Sit close, but not too close. If you can seat yourself, don’t pick a table too far from the action. Even a little bit of walking will contribute to your fatigue levels. At the same time, don’t sit two feet from the food stations because all those smells will hit you at once and wreak havoc on your olfaction.
First stop: meat. The ham, beef, and chicken will likely be tucked away in the far corner from where you’re seated, but that should be your first target. Soups, breads, pastas, and rice are simply road blocks intended to fill you up quickly and save the restaurant money
Your beverage of choice: nothing. Drink as little as possible. Liquids take up space in your stomach that could be better used for food. If you must, pour yourself a half glass of water and take a sip after every plate–just enough to cleanse your palate for the next round.
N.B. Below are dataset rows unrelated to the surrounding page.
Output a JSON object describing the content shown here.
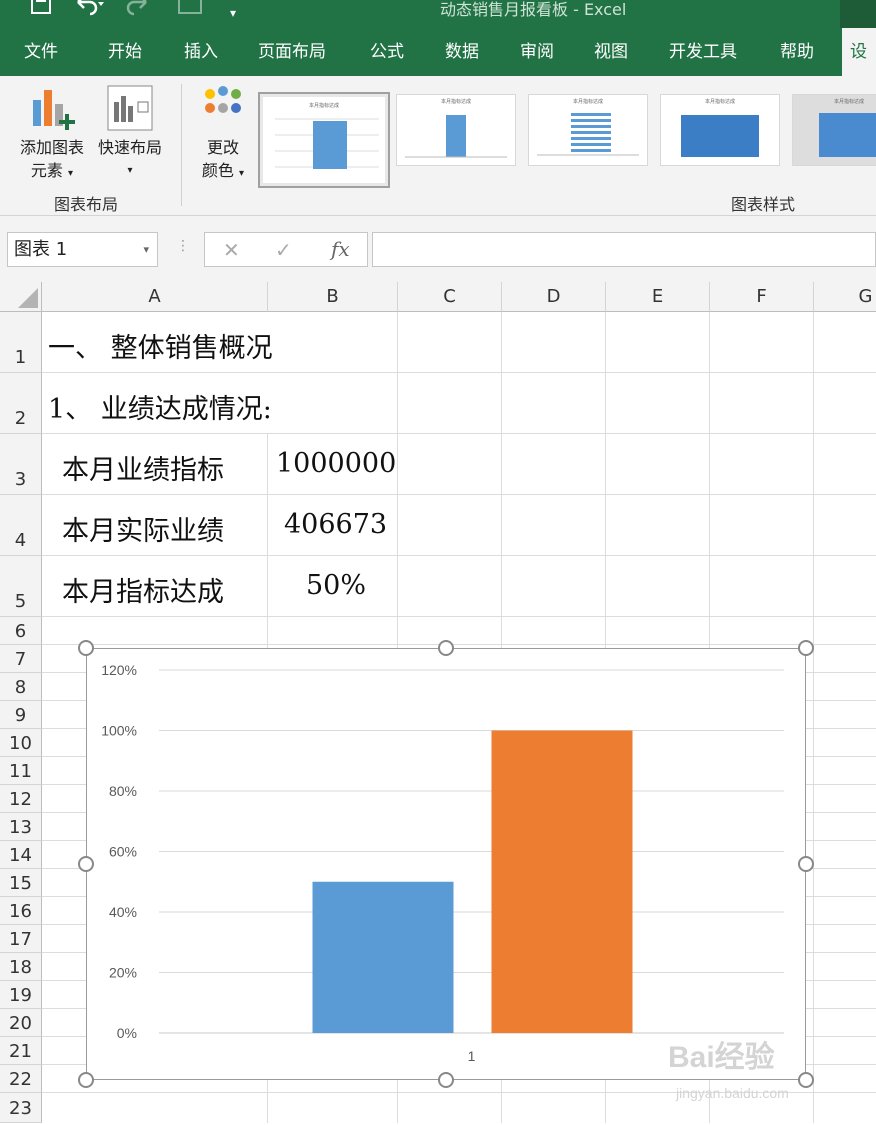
{
  "titlebar": {
    "title": "动态销售月报看板 - Excel",
    "save_icon": "save-icon",
    "undo_icon": "undo-icon",
    "redo_icon": "redo-icon"
  },
  "menu": [
    "文件",
    "开始",
    "插入",
    "页面布局",
    "公式",
    "数据",
    "审阅",
    "视图",
    "开发工具",
    "帮助",
    "设"
  ],
  "ribbon": {
    "add_element": [
      "添加图表",
      "元素"
    ],
    "quick_layout": "快速布局",
    "change_color": [
      "更改",
      "颜色"
    ],
    "group_layout": "图表布局",
    "group_style": "图表样式",
    "dropdown_arrow": "▾",
    "thumb_title": "本月指标达成"
  },
  "formula": {
    "namebox": "图表 1",
    "cancel": "✕",
    "enter": "✓",
    "fx": "fx"
  },
  "columns": [
    "A",
    "B",
    "C",
    "D",
    "E",
    "F",
    "G"
  ],
  "rows": [
    "1",
    "2",
    "3",
    "4",
    "5",
    "6",
    "7",
    "8",
    "9",
    "10",
    "11",
    "12",
    "13",
    "14",
    "15",
    "16",
    "17",
    "18",
    "19",
    "20",
    "21",
    "22",
    "23"
  ],
  "cells": {
    "r1": "一、 整体销售概况",
    "r2": "1、 业绩达成情况:",
    "r3a": "本月业绩指标",
    "r3b": "1000000",
    "r4a": "本月实际业绩",
    "r4b": "406673",
    "r5a": "本月指标达成",
    "r5b": "50%"
  },
  "chart_data": {
    "type": "bar",
    "categories": [
      "1"
    ],
    "series": [
      {
        "values": [
          0.5
        ],
        "color": "#5b9bd5"
      },
      {
        "values": [
          1.0
        ],
        "color": "#ed7d31"
      }
    ],
    "ylim": [
      0,
      1.2
    ],
    "yticks": [
      "0%",
      "20%",
      "40%",
      "60%",
      "80%",
      "100%",
      "120%"
    ],
    "grid": true
  },
  "watermark": {
    "brand": "Bai经验",
    "url": "jingyan.baidu.com"
  }
}
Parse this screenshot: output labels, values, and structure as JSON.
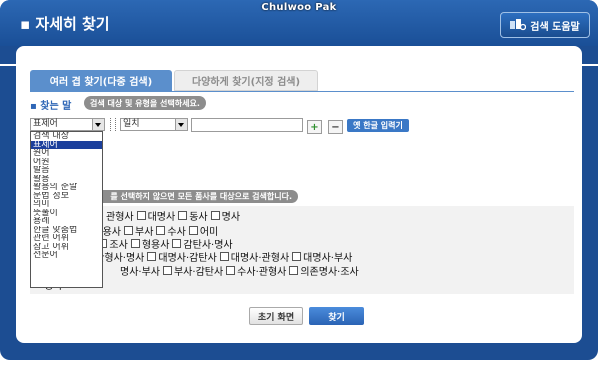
{
  "header": {
    "byline": "Chulwoo Pak",
    "title": "▪ 자세히 찾기",
    "help_label": "검색 도움말",
    "help_icon": "search-help-icon"
  },
  "tabs": [
    {
      "label": "여러 겹 찾기(다중 검색)",
      "active": true
    },
    {
      "label": "다양하게 찾기(지정 검색)",
      "active": false
    }
  ],
  "search": {
    "label": "▪ 찾는 말",
    "hint": "검색 대상 및 유형을 선택하세요.",
    "target_value": "표제어",
    "match_value": "일치",
    "query_value": "",
    "plus_label": "+",
    "minus_label": "−",
    "keyboard_label": "옛 한글 입력기"
  },
  "target_options": [
    "검색 대상",
    "표제어",
    "원어",
    "어원",
    "발음",
    "활용",
    "활용의 준말",
    "문법 정보",
    "의미",
    "뜻풀이",
    "용례",
    "한글 맞춤법",
    "관련 어휘",
    "참고 어휘",
    "전문어"
  ],
  "pos": {
    "hint": "를 선택하지 않으면 모든 품사를 대상으로 검색합니다.",
    "rows": [
      [
        "관형사",
        "대명사",
        "동사",
        "명사"
      ],
      [
        "보조형용사",
        "부사",
        "수사",
        "어미"
      ],
      [
        "접사",
        "조사",
        "형용사",
        "감탄사·명사"
      ],
      [
        "관형사·명사",
        "대명사·감탄사",
        "대명사·관형사",
        "대명사·부사"
      ],
      [
        "명사·부사",
        "부사·감탄사",
        "수사·관형사",
        "의존명사·조사"
      ],
      [
        "명사"
      ]
    ],
    "row_prefixes": [
      "",
      "",
      "",
      "사",
      "",
      ""
    ]
  },
  "actions": {
    "reset_label": "초기 화면",
    "search_label": "찾기"
  },
  "colors": {
    "frame": "#1c4d92",
    "accent": "#5b8fcc",
    "hint_bg": "#8d8d8d"
  }
}
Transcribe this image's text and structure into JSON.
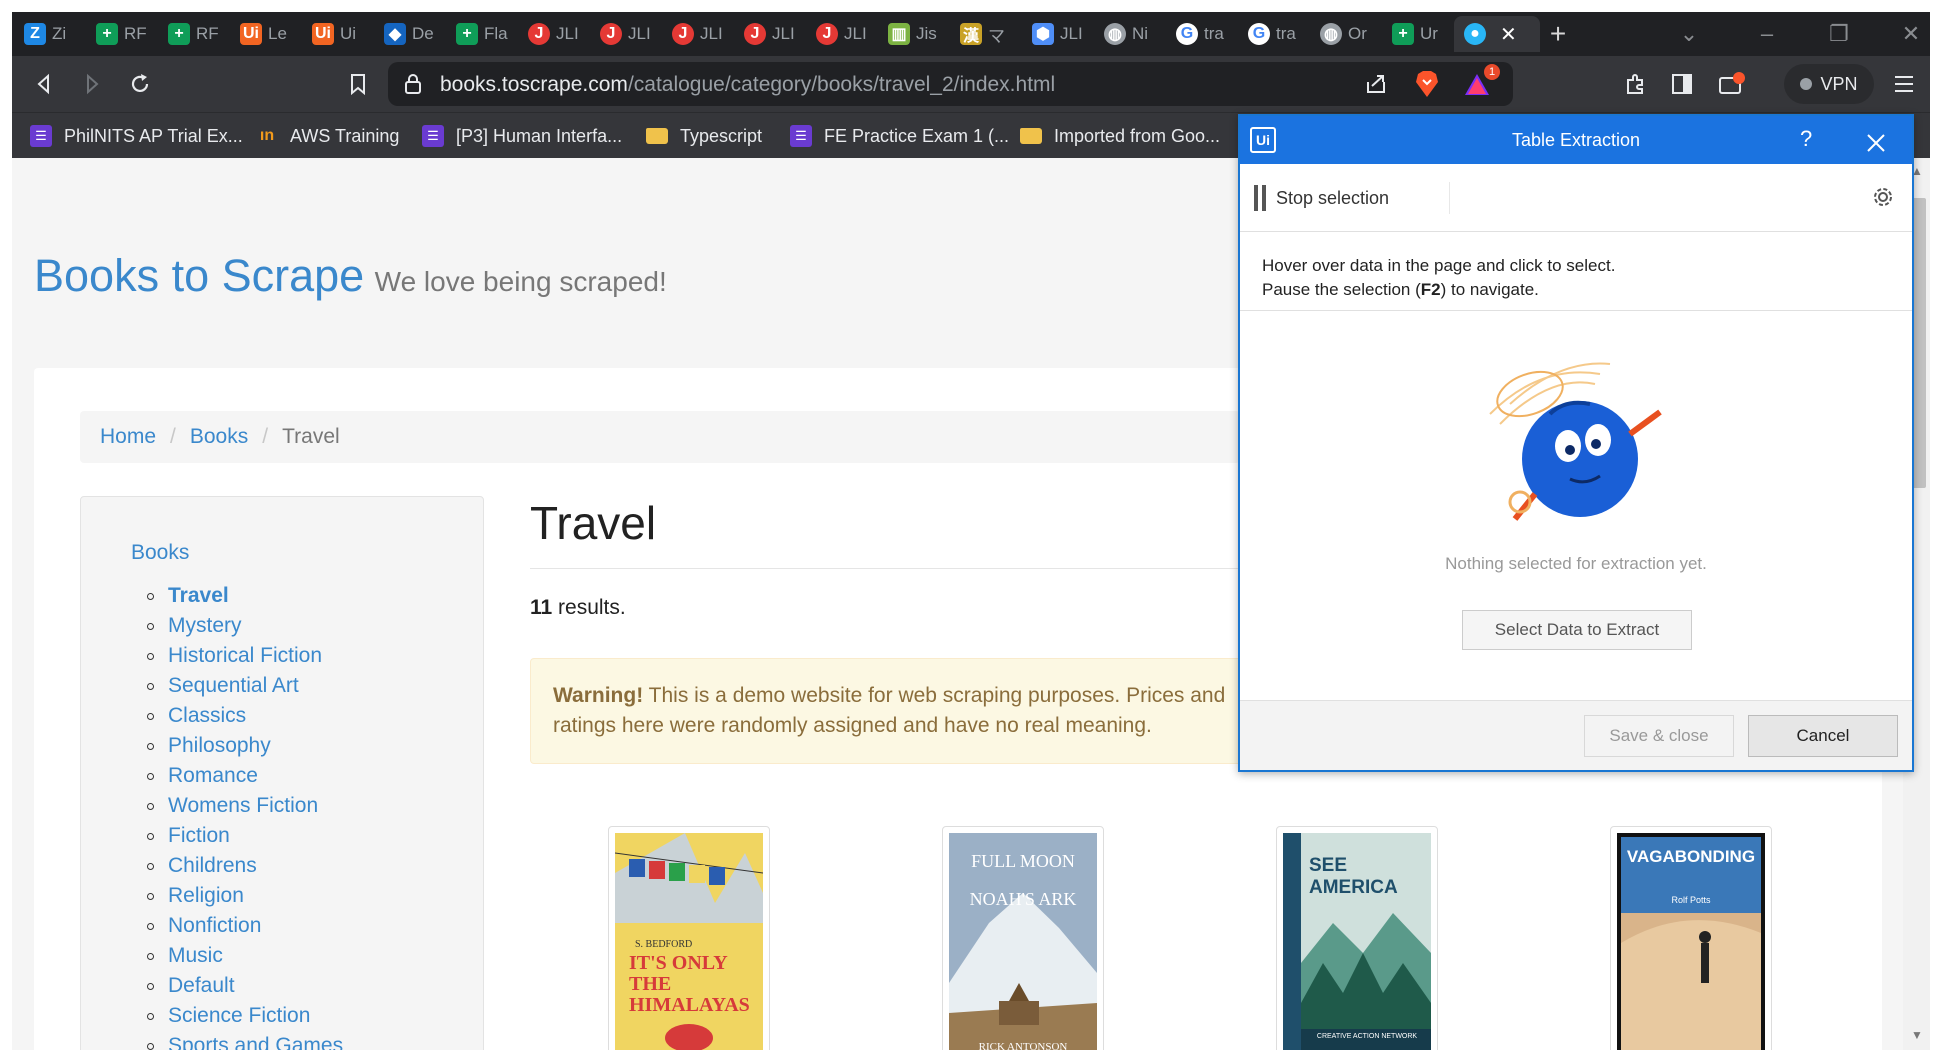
{
  "browser": {
    "tabs": [
      {
        "label": "Zi",
        "icon": "z-icon",
        "color": "#1e88e5",
        "glyph": "Z"
      },
      {
        "label": "RF",
        "icon": "plus-sheet-icon",
        "color": "#0f9d58",
        "glyph": "+"
      },
      {
        "label": "RF",
        "icon": "plus-sheet-icon",
        "color": "#0f9d58",
        "glyph": "+"
      },
      {
        "label": "Le",
        "icon": "uipath-icon",
        "color": "#f26522",
        "glyph": "Ui"
      },
      {
        "label": "Ui",
        "icon": "uipath-icon",
        "color": "#f26522",
        "glyph": "Ui"
      },
      {
        "label": "De",
        "icon": "shield-icon",
        "color": "#1565c0",
        "glyph": "◆"
      },
      {
        "label": "Fla",
        "icon": "plus-sheet-icon",
        "color": "#0f9d58",
        "glyph": "+"
      },
      {
        "label": "JLI",
        "icon": "j-icon",
        "color": "#e53935",
        "glyph": "J"
      },
      {
        "label": "JLI",
        "icon": "j-icon",
        "color": "#e53935",
        "glyph": "J"
      },
      {
        "label": "JLI",
        "icon": "j-icon",
        "color": "#e53935",
        "glyph": "J"
      },
      {
        "label": "JLI",
        "icon": "j-icon",
        "color": "#e53935",
        "glyph": "J"
      },
      {
        "label": "JLI",
        "icon": "j-icon",
        "color": "#e53935",
        "glyph": "J"
      },
      {
        "label": "Jis",
        "icon": "book-icon",
        "color": "#7cb342",
        "glyph": "▥"
      },
      {
        "label": "マ",
        "icon": "kanji-icon",
        "color": "#c9a227",
        "glyph": "漢"
      },
      {
        "label": "JLI",
        "icon": "hex-icon",
        "color": "#4f8ef7",
        "glyph": "⬢"
      },
      {
        "label": "Ni",
        "icon": "globe-icon",
        "color": "#9aa0a6",
        "glyph": "◍"
      },
      {
        "label": "tra",
        "icon": "google-icon",
        "color": "#ffffff",
        "glyph": "G"
      },
      {
        "label": "tra",
        "icon": "google-icon",
        "color": "#ffffff",
        "glyph": "G"
      },
      {
        "label": "Or",
        "icon": "globe-icon",
        "color": "#9aa0a6",
        "glyph": "◍"
      },
      {
        "label": "Ur",
        "icon": "plus-sheet-icon",
        "color": "#0f9d58",
        "glyph": "+"
      },
      {
        "label": "",
        "icon": "cloud-icon",
        "color": "#29b6f6",
        "glyph": "●"
      }
    ],
    "url_domain": "books.toscrape.com",
    "url_path": "/catalogue/category/books/travel_2/index.html",
    "vpn_label": "VPN",
    "brave_badge": "1",
    "bookmarks": [
      {
        "label": "PhilNITS AP Trial Ex...",
        "icon": "list-icon"
      },
      {
        "label": "AWS Training",
        "icon": "aws-icon"
      },
      {
        "label": "[P3] Human Interfa...",
        "icon": "list-icon"
      },
      {
        "label": "Typescript",
        "icon": "folder-icon"
      },
      {
        "label": "FE Practice Exam 1 (...",
        "icon": "list-icon"
      },
      {
        "label": "Imported from Goo...",
        "icon": "folder-icon"
      }
    ]
  },
  "site": {
    "name": "Books to Scrape",
    "tagline": "We love being scraped!",
    "breadcrumb": [
      "Home",
      "Books",
      "Travel"
    ],
    "sidebar_title": "Books",
    "categories": [
      "Travel",
      "Mystery",
      "Historical Fiction",
      "Sequential Art",
      "Classics",
      "Philosophy",
      "Romance",
      "Womens Fiction",
      "Fiction",
      "Childrens",
      "Religion",
      "Nonfiction",
      "Music",
      "Default",
      "Science Fiction",
      "Sports and Games"
    ],
    "active_category": "Travel",
    "heading": "Travel",
    "results_count": "11",
    "results_suffix": " results.",
    "warning_strong": "Warning!",
    "warning_text": " This is a demo website for web scraping purposes. Prices and ratings here were randomly assigned and have no real meaning.",
    "books": [
      {
        "cover_top": "S. BEDFORD",
        "cover_title": "IT'S ONLY THE HIMALAYAS",
        "bg": "#e9c84a"
      },
      {
        "cover_top": "FULL MOON",
        "cover_title": "NOAH'S ARK",
        "cover_bottom": "RICK ANTONSON",
        "bg": "#8aa3bd"
      },
      {
        "cover_top": "SEE AMERICA",
        "cover_title": "CREATIVE ACTION NETWORK",
        "bg": "#1f4f6b"
      },
      {
        "cover_top": "VAGABONDING",
        "cover_title": "Rolf Potts",
        "bg": "#3a78b8"
      }
    ]
  },
  "dialog": {
    "title": "Table Extraction",
    "help": "?",
    "stop_selection": "Stop selection",
    "instruction_line1": "Hover over data in the page and click to select.",
    "instruction_line2_pre": "Pause the selection (",
    "instruction_key": "F2",
    "instruction_line2_post": ") to navigate.",
    "empty_message": "Nothing selected for extraction yet.",
    "select_button": "Select Data to Extract",
    "save_button": "Save & close",
    "cancel_button": "Cancel"
  }
}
Second stop: meat. Seriously, load up on meat if you want your money’s worth. At full-service carving stations, let the carver keep loading your plate until it’s full of dead animal. Don’t be tempted to shove some mashed potatoes on the side to fill the gap in that plate.
Third stop: meat. Or maybe seafood. Just don’t fall for those generic-looking white fish fillets you’ll sometimes see. They usually taste terrible and are cheaper than tender slices of beef.
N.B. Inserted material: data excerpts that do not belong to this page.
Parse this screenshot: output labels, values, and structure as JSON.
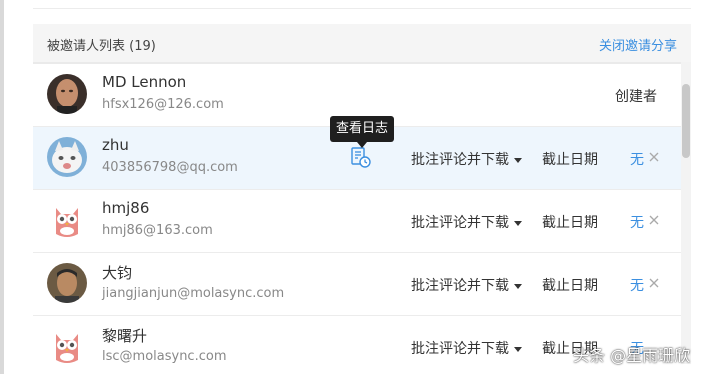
{
  "header": {
    "title": "被邀请人列表 (19)",
    "close_share": "关闭邀请分享"
  },
  "tooltip": "查看日志",
  "colors": {
    "link": "#3b8fe0",
    "highlight_row": "#eef6fd"
  },
  "invitees": [
    {
      "name": "MD Lennon",
      "email": "hfsx126@126.com",
      "role": "创建者",
      "avatar": "photo-man-avatar"
    },
    {
      "name": "zhu",
      "email": "403856798@qq.com",
      "permission": "批注评论并下载",
      "deadline_label": "截止日期",
      "deadline_value": "无",
      "avatar": "cat-avatar"
    },
    {
      "name": "hmj86",
      "email": "hmj86@163.com",
      "permission": "批注评论并下载",
      "deadline_label": "截止日期",
      "deadline_value": "无",
      "avatar": "owl-avatar"
    },
    {
      "name": "大钧",
      "email": "jiangjianjun@molasync.com",
      "permission": "批注评论并下载",
      "deadline_label": "截止日期",
      "deadline_value": "无",
      "avatar": "photo-person-avatar"
    },
    {
      "name": "黎曙升",
      "email": "lsc@molasync.com",
      "permission": "批注评论并下载",
      "deadline_label": "截止日期",
      "deadline_value": "无",
      "avatar": "owl-avatar"
    }
  ],
  "watermark": "头条 @星雨珊欣"
}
Fourth stop: something else. If you’re still eating after downing a few pounds of pork and poultry, you’re probably close to breaking even. Feel free to sample some of the other wares.
Bread should still be a no-no because it’s dirt cheap and will fill your tummy faster than you can say “I gotta puke.”
Take a break. Now is probably a good time to break out that book and pause for a bit. Avoid the temptation to down a mug of soda. The only digestive aid you should use right now is time.
Fifth through ??? stops: victory! Once you’ve gotten your money’s worth, it’s time to celebrate your win. Grab a brownie, smother it with ice cream, toss on every topping in sight, and top it all off with a big slice of roast beef. Mmmmm.